Van Schalkwyk says CIOs and CTOs need to recognise that digitised workflows and processes are the future, and have invested in virtualised storage and processes. However, the irony is that these systems still need to communicate with the underlying network to perform at their best. Unless the network is also virtualised, however, the whole environment cannot be properly provisioned.
Van Schalkwyk points out three pillars of change if IT is to reclaim its role as the business’ technology ambassador. However, while a major update to the network will be built on new virtualisation technology, this is just a means to an end. Real change comes down to a new way of thinking in the IT department.
There are three pillars to this cultural change:
1. Understanding and accepting that change needs to happen. People are naturally resistant to change, particularly when they have been working the same way for decades and are suddenly asked to rethink their entire approach. IT leaders need to make the transition as easy as possible, providing both the education and incentives to motivate their teams.
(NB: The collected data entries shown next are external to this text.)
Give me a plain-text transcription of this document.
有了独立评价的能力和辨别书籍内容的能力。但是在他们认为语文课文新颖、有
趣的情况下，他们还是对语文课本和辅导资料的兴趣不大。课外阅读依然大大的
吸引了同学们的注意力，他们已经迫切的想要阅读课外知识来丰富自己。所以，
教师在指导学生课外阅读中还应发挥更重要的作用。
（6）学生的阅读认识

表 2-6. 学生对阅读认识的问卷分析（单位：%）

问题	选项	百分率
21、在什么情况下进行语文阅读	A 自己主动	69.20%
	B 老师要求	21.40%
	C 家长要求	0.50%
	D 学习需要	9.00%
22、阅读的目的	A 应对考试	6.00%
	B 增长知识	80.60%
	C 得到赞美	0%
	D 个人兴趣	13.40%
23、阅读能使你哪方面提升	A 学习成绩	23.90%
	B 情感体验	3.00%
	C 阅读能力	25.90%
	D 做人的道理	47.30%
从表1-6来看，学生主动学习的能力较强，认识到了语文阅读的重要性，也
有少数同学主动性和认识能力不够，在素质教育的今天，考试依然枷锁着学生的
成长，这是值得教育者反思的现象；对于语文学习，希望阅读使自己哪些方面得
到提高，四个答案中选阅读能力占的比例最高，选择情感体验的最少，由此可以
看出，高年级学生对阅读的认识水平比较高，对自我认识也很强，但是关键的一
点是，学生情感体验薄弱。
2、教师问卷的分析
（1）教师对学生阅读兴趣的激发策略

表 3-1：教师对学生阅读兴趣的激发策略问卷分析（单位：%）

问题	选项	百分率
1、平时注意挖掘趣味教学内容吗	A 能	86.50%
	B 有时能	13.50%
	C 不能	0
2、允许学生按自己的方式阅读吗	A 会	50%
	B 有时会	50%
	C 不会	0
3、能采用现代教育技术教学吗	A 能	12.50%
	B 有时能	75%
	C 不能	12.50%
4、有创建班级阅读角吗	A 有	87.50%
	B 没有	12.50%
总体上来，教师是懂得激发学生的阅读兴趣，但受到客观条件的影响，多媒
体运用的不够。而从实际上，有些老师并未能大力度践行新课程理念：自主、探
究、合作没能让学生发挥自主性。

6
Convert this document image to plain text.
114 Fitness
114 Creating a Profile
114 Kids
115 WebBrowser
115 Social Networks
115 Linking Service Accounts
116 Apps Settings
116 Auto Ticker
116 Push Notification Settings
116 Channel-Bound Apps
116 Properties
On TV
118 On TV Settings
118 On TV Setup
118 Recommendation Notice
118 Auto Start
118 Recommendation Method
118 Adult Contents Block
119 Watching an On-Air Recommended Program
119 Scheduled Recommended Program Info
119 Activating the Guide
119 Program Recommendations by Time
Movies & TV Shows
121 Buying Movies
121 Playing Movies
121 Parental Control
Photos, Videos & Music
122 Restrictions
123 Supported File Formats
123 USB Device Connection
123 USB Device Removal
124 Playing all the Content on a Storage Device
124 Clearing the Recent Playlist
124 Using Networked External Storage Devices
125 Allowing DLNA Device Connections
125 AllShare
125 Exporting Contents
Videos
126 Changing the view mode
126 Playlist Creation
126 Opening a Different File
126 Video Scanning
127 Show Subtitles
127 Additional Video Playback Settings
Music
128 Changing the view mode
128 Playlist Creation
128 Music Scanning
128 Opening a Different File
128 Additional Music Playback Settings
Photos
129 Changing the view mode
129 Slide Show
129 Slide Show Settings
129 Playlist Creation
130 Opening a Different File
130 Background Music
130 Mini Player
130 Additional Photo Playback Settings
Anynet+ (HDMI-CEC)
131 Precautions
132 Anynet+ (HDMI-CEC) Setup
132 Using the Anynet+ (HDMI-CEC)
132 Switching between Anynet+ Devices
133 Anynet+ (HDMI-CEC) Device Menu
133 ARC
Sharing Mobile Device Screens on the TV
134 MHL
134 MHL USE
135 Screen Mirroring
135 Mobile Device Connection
2. Building the skills to make change happen. New skills are the backbone of any business transformation. In the case of network virtualisation, IT teams that played a support role will now need to lead the integration between workplace applications and the network, and therefore be able to integrate these effectively.
3. Appreciating what change can deliver. Digital transformation is ultimately about working smarter and faster. Unless IT has a firm grasp on the company’s business processes, they will struggle to drive efficiencies or automate work in ways that generate value.
Van Schalkwyk says the last point is key because process orchestration and automation are the ultimate aims of virtualised working, particularly as companies look to take advantage of artificial intelligence and machine learning in the near future. "This is why Dimension Data’s own Networking Consulting practice has focused on helping customers achieve these outcomes, an approach for which we were recognised as a leader in IDC MarketScape’s recent report."
According to Van Schalkwyk, the network may have operated in the shadows until now, but in today’s connected world, it can become a major differentiator for companies that get the network right.